Prior to the Budget, there was widespread speculation that the Chancellor would make sweeping changes to the Capital Gains Tax ("CGT") regime, either by significantly increasing rates or by radically reducing existing reliefs (or both). However, as it turns out, most will likely view the Budget CGT changes as being relatively modest in comparison with what the government might have introduced. It seems unlikely the measures announced today will cause a substantial change in taxpayer behaviour as, crucially, there still remains a significant delta between the highest rates of income tax (45%) and capital gains tax (24%).
Today the Chancellor announced a package of changes to CGT designed to raise revenue. Certain of these changes take effect immediately, whilst others are being phased in gradually.
Changes to CGT rates effective from Budget Day (30 October 2024)

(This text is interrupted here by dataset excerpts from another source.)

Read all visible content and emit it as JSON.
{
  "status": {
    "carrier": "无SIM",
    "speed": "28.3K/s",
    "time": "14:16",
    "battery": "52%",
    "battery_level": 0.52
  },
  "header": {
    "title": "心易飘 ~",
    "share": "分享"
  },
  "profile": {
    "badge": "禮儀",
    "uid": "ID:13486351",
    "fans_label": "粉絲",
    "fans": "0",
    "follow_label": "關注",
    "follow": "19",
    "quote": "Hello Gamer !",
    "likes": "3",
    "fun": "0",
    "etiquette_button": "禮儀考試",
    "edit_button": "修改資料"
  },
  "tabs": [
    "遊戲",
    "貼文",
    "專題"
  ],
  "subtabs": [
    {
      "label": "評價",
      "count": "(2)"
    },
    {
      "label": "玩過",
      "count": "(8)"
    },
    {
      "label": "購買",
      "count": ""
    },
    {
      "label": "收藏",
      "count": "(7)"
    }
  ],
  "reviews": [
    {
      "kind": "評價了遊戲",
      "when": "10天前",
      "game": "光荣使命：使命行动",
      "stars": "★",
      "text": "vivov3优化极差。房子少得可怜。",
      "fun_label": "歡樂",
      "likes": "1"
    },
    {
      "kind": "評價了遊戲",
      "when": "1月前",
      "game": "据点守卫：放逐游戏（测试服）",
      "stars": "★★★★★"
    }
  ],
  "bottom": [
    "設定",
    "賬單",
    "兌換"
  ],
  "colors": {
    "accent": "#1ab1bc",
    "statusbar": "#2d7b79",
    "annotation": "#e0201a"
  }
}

- The lower rate of CGT (for basic rate taxpayers) will rise from 10% to 18% and the higher rate of CGT (for higher rate taxpayers) will rise from 20% to 24%.
- The CGT rate applicable to trustees and personal representatives will rise from 20% to 24%.
Phased changes to the CGT rates that apply to Business Asset Disposal Relief (BADR) and Investors' Relief
- From 6 April 2025, the CGT rate that applies to BADR and Investors’ Relief will rise from 10% to 14%.
- From 6 April 2026, this rate will further increase to 18%.
As is common on the occasion of rate increases, the legislation contains anti-forestalling provisions designed to render ineffective arrangements taxpayers have entered into with the purpose of accessing the pre-Budget rates. One example of these arrangements is the use of unconditional but uncompleted contracts entered into before 30 October 2024.
The rates of CGT that apply to residential property disposals (18% and 24%) remain unchanged.